Glasgow was not the only enslaved man in Milford who seized his liberty that night.  According to Gideon Platt, Jr., Abel also escaped from bondage on May 7.  Platt also resorted to placing an advertisement in hopes that other colonists would take note of Black men they encountered, scrutinize them to determine whether they matched the description in the newspaper, and, if they spotted Abel, “take up said Negro, and return him to [Platt], or send Word so that he may have him again.”  Platt encouraged readers to attend to age and physical characteristics, but he also reported that Abel “talks good English.”  Linguistic ability as well as appearance could help identify this fugitive from enslavement.

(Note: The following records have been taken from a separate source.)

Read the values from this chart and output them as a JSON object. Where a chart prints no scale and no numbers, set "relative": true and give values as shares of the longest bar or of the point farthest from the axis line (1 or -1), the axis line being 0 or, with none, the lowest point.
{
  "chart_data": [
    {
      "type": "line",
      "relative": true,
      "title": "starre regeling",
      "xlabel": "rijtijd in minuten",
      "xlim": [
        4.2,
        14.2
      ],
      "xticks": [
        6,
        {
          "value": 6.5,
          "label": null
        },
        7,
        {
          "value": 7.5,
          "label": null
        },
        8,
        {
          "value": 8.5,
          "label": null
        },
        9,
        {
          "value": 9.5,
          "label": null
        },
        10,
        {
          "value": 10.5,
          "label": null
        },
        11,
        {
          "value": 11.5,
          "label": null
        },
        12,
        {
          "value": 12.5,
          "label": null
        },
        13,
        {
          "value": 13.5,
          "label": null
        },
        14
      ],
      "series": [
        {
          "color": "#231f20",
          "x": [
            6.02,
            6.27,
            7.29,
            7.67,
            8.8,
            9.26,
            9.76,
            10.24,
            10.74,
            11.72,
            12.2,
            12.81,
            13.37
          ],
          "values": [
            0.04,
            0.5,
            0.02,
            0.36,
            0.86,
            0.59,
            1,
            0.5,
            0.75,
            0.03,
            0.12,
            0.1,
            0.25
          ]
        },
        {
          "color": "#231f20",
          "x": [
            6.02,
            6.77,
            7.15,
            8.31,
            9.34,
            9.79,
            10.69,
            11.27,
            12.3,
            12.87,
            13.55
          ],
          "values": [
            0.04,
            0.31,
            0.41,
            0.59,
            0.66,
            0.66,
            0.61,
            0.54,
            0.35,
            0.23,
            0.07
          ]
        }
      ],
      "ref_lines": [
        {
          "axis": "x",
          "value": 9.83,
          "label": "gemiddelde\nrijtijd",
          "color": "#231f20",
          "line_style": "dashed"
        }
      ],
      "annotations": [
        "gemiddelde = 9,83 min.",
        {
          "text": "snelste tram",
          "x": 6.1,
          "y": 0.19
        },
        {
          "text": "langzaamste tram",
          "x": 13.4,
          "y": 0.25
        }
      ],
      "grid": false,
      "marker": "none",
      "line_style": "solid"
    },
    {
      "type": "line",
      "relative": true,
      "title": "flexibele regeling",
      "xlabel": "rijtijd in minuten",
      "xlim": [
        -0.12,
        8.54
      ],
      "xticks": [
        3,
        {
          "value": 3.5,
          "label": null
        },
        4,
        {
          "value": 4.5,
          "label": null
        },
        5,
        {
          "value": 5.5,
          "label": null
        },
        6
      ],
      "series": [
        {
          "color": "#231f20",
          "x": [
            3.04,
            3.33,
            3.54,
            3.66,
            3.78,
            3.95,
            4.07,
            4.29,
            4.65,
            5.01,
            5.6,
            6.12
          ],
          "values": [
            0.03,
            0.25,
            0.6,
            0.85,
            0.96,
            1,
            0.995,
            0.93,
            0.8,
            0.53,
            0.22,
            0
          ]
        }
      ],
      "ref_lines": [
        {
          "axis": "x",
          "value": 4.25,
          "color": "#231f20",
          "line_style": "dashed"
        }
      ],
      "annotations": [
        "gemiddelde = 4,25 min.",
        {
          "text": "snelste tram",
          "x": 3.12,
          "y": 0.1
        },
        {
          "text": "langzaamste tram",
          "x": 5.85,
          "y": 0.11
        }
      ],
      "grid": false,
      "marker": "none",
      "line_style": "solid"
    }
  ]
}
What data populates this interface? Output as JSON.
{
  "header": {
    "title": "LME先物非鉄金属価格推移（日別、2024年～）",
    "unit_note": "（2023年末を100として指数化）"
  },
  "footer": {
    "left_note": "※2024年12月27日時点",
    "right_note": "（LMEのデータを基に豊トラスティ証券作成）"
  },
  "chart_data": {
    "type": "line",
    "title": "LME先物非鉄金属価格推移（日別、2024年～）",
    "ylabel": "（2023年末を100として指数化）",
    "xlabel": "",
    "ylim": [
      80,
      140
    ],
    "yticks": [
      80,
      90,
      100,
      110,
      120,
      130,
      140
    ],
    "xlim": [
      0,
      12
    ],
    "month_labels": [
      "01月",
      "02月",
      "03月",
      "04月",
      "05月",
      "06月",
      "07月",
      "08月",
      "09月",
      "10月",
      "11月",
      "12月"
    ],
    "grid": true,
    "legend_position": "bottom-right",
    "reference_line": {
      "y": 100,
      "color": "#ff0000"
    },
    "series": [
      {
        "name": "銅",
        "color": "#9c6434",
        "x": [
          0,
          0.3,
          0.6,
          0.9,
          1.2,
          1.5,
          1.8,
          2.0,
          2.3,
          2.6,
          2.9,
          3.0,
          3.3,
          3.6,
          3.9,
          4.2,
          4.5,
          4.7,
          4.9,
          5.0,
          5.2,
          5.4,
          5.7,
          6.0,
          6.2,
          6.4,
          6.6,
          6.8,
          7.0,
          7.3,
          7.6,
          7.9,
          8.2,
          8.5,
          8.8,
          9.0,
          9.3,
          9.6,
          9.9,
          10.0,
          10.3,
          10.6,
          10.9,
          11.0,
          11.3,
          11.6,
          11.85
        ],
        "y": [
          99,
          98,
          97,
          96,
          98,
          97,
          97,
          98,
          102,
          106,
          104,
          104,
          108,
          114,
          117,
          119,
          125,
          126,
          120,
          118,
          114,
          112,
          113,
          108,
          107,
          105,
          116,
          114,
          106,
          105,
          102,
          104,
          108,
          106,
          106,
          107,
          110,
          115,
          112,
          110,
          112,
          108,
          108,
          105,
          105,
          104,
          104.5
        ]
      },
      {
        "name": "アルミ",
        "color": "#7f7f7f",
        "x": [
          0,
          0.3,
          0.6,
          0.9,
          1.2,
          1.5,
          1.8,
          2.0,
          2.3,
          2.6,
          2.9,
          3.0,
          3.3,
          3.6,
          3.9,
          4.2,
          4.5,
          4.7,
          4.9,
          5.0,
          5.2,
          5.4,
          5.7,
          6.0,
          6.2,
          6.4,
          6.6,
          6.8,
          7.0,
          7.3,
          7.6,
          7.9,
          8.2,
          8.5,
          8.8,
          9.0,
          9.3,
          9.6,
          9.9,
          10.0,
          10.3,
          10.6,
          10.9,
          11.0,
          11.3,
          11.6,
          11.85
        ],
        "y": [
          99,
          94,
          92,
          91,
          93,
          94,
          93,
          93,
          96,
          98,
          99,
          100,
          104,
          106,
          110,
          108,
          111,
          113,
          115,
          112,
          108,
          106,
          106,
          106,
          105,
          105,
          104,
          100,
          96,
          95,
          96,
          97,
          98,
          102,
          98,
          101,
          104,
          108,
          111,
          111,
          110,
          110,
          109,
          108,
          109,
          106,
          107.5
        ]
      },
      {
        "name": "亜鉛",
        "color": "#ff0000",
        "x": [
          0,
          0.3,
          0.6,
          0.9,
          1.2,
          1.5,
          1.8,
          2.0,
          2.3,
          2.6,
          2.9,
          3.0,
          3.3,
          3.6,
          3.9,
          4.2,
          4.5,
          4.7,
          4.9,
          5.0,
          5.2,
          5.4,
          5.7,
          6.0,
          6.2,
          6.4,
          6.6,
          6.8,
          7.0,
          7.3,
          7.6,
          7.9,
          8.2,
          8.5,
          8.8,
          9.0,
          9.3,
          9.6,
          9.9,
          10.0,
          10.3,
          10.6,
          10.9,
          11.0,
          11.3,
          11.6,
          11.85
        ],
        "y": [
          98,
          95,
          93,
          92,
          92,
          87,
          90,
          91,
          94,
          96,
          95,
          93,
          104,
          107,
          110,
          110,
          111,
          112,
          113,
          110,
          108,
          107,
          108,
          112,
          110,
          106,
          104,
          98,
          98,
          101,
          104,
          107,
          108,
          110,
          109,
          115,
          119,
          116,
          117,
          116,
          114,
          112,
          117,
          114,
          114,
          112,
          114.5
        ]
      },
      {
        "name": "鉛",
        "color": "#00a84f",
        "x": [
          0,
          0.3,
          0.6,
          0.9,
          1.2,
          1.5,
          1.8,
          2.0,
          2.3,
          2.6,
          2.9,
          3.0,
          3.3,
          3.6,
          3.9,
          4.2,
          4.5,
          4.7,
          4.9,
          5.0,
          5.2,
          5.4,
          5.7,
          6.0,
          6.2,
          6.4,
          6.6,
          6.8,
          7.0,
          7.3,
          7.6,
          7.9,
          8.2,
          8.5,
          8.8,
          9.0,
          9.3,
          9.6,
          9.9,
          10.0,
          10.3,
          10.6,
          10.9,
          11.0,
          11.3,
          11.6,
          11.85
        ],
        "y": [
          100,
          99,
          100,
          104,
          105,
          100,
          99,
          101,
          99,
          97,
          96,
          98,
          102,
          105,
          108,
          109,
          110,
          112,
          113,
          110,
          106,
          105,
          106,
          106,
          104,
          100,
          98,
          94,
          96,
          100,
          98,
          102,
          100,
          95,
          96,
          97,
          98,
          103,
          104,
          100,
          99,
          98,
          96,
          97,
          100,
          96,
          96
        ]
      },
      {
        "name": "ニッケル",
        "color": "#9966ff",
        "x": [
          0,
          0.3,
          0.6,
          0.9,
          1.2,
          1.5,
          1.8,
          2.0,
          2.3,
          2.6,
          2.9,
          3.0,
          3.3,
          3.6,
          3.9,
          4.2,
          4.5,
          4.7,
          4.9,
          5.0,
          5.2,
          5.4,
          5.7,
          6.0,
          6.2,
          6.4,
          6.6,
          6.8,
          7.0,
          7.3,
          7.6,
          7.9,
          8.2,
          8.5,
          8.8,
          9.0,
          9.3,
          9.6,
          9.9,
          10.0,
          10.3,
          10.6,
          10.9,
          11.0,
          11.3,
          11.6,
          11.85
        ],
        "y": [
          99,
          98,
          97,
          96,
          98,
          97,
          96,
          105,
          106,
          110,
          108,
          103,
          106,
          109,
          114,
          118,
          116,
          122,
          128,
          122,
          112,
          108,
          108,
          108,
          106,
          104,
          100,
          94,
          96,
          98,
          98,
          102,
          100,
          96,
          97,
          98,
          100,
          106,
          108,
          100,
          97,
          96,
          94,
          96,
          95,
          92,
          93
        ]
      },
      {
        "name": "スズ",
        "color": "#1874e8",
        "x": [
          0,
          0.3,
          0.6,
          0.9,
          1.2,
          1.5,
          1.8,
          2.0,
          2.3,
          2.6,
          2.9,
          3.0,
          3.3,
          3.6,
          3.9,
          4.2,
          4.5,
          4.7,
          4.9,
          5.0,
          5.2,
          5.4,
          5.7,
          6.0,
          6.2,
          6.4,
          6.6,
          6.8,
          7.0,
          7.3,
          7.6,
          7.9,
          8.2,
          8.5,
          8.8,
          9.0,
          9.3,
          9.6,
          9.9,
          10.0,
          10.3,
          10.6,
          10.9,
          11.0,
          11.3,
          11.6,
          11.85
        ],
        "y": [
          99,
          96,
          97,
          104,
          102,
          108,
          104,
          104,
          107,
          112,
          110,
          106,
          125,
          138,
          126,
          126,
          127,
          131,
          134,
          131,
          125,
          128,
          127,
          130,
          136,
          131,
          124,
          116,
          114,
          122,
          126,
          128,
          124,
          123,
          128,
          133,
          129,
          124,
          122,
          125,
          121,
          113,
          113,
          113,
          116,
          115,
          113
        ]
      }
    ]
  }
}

Platt’s advertisement describing Abel appeared immediately below Treat’s advertisement offering a reward for the capture and return of Glasgow in the May 10 edition of the Connecticut Journal.  While not definitive evidence, that Abel and Glasgow happened to depart on the same evening suggests that they may have worked together in seeking freedom, believing that cooperation increased their chances of outsmarting their enslavers.  If they were initially unaware of this coincidence when separately submitting their notices to the printing office, Platt and Treat almost certainly recognized the possibility when they saw their advertisements in the newspaper.

Just as both enslavers told a story filtered through their own perspectives when they stated that Abel and Glasgow had “RUN away,” they likely did not present an account of events that accurately related all of the details or gave Abel and Glasgow credit for coordinating their escape.  Though it was not their intention, Platt and Treat published short narratives that testified to the agency and perseverance exhibited by Abel and Glasgow.  Still, those narratives were incomplete and did not reveal the experiences of the enslaved men as well as if they had recorded their own stories.